As the years went by and we changed schools and addresses, we always kept in touch. I would look forward to the weekends when I could sleepover at Harish’s apartment, learning about cool video games, good movies, and bad words. My early taste in Quentin Tarantino movies and Weezer songs both came from Harish. Of course, our favorite pastime was going to CiCi’s Pizza for any special occasion or excuse that we could think of. I guess you could say we made sure to grow fat together, just as we grew up together.

Eventually, Harish moved on to college at UT Austin, the same year that I started high school. And for the first time, we were cities apart. Left on our own, we made new friends and grew busy, but I still looked up to Harish and hoped to follow in his footsteps to UT.

But in my junior year of high school, Harish first started showing signs of a confusion that would come to consume him. I remember the night too vividly when his parents called us in agony, dumbfounded by Harish’s behavior. He had come home from college for summer break and acted like a different person altogether. His grades had dropped and he suffered from the guilt and pressure that all Indian children know when it comes to academics. My parents brought him to our house and tried to set him straight. Harish eventually did pull himself together, and his parents, who had become like a second family to me, thanked us and took him back to Austin.

I would eventually join him there and restart our friendship during my freshman year at UT. It was time again to learn from Harish – this time about the best tofu places on campus, and where to find the free t-shirts.

Yet, Harish again showed signs of a deeper problem. Just before winter break of my sophomore year, I called Harish to ask for a ride home for the holidays. He agreed, but fabricated stories about my roommate and caused drama that drove a rift in our friendship. When I rode with Harish to Dallas for the 2010 winter break, it would be one of the last days I spent quality time with him.

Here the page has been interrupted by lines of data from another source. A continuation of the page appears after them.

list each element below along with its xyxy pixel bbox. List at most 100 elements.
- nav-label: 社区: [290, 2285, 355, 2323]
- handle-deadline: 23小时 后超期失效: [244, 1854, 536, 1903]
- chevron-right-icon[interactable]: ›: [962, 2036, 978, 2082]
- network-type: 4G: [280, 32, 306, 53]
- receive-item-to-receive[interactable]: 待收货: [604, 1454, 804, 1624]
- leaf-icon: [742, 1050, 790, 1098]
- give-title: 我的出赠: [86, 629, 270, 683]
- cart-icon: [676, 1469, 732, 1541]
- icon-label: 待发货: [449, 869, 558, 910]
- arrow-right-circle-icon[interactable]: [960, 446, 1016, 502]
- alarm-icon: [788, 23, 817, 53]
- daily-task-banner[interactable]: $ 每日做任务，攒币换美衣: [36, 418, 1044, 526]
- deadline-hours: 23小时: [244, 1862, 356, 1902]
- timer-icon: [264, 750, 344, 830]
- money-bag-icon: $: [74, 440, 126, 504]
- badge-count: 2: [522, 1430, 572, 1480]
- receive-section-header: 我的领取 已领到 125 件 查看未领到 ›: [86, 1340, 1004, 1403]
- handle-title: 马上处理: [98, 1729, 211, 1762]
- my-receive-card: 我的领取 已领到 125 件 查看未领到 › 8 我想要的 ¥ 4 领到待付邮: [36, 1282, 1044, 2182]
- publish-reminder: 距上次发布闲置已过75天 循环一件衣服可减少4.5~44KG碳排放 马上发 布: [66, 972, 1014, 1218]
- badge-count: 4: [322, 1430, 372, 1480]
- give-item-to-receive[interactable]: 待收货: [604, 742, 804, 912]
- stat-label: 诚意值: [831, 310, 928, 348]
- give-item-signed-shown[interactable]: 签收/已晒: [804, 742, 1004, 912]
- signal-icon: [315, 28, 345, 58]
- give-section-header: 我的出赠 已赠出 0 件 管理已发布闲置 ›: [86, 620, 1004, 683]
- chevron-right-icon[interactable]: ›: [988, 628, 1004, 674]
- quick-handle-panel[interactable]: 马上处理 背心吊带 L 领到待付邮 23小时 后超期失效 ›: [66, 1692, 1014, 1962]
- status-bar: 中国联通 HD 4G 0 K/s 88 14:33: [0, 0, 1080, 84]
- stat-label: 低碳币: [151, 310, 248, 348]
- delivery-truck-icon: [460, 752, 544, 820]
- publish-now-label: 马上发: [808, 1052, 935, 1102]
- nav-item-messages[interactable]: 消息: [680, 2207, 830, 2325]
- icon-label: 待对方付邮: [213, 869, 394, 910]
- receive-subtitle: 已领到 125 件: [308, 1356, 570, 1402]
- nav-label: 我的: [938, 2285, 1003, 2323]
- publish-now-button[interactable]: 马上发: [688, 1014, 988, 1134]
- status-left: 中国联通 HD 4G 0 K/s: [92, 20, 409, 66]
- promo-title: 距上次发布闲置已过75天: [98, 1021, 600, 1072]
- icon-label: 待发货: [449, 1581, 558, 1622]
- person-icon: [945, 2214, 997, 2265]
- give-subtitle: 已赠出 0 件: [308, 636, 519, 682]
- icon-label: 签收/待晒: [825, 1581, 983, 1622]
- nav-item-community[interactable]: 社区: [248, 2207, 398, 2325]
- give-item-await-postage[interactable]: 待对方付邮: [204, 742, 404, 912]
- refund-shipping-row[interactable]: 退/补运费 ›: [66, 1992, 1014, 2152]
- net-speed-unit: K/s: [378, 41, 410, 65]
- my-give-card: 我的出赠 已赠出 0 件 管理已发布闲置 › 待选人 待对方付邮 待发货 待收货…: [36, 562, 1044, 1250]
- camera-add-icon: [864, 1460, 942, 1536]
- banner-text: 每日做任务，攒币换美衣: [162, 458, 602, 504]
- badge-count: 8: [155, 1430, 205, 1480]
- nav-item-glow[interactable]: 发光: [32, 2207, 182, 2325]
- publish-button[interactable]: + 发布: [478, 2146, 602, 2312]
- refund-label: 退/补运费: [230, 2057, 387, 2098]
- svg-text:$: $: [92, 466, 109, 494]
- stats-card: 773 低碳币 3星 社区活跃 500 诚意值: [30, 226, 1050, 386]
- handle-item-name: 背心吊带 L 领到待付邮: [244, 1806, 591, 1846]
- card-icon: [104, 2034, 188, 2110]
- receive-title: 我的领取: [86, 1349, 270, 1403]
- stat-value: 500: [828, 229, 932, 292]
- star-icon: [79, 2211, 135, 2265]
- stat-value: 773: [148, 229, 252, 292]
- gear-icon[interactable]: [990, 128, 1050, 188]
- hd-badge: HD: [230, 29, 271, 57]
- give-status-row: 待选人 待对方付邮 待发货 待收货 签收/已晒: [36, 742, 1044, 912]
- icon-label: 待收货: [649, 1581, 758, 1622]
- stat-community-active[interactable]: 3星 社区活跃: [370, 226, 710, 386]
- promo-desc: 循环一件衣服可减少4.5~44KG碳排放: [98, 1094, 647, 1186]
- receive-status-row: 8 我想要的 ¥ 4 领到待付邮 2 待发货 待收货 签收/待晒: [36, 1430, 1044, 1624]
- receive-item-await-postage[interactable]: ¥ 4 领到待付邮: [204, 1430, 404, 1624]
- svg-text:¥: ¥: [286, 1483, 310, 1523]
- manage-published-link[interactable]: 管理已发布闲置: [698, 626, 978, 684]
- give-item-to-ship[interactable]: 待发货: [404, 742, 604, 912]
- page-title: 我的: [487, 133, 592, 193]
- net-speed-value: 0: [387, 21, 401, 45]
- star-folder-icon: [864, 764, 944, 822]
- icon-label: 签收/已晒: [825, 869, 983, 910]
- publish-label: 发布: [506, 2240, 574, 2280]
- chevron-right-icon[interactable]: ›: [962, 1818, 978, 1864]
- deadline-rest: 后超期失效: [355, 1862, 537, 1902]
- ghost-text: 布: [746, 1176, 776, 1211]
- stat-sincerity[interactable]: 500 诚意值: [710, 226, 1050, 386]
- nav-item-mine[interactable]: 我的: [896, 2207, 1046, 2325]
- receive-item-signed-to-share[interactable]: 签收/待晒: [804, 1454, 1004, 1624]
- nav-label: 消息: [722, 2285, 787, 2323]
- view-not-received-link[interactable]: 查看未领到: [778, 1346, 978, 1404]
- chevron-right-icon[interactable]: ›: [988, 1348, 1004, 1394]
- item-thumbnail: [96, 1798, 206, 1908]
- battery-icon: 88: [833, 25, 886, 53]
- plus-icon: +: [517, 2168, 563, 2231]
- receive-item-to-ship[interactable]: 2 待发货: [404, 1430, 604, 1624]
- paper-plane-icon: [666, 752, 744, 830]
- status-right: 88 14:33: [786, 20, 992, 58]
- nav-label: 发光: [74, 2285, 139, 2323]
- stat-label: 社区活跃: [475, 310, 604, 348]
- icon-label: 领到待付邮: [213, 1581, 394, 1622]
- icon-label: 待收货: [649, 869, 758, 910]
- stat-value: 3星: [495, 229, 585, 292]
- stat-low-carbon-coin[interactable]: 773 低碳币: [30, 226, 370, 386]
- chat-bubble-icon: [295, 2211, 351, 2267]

At the time, I didn’t know he was fighting with mental illness. He would be diagnosed years later. Since that car ride, I’ve thought often about reconnecting with Harish. Whenever I saw his mother in Dallas, I would ask if I could meet him again. But when she went home and asked Harish, his answer was always no.

So, the days would pass by and I would move on in my life, graduating from UT Austin and starting my first job. Harish would end up moving out of his parents’ apartment, working intermittently, and finally moving to India for steady work earlier this year. It was in India that his life was taken on August 31st, but we learned of his death on September 7th. Just the night before, I had stayed up late catching up with my close friend about our times with Harish, and how we hoped to reconnect with him sometime soon.

I wonder what went through Harish’s head in the past few years. Maybe he had forgotten our times together, the laughs we shared and all that he had taught me. If that’s what his illness could do, then I hate it. I hate that Harish had to go through such an internal battle. I hate that he couldn’t be the jovial, brilliant kid I had always known. I hate that he died without being my friend again, without letting me share one more slice of pizza with him or lecturing me on his opinions about the latest internet craze.

So much of who I am today and the interests or passions that I have are a direct result of growing up with Harish. He taught me more than I can say about American culture, Indian families, and the world in general. In the coming years, I’ll be sure to remember him, the way he laughed and told stories and argued with his mom. I want to cherish the parents he left behind, and all the funny memories that still make me smile.

I hope that if you’re hearing this or reading this, you’ll remember your own best friends from childhood. Maybe you’ll recognize the impact they ‘ve had on you. And if you’re lucky enough to still be friends, I hope that you hug them a little tighter the next time.

Harish was my best friend. And he will always be my best friend. May he rest in peace.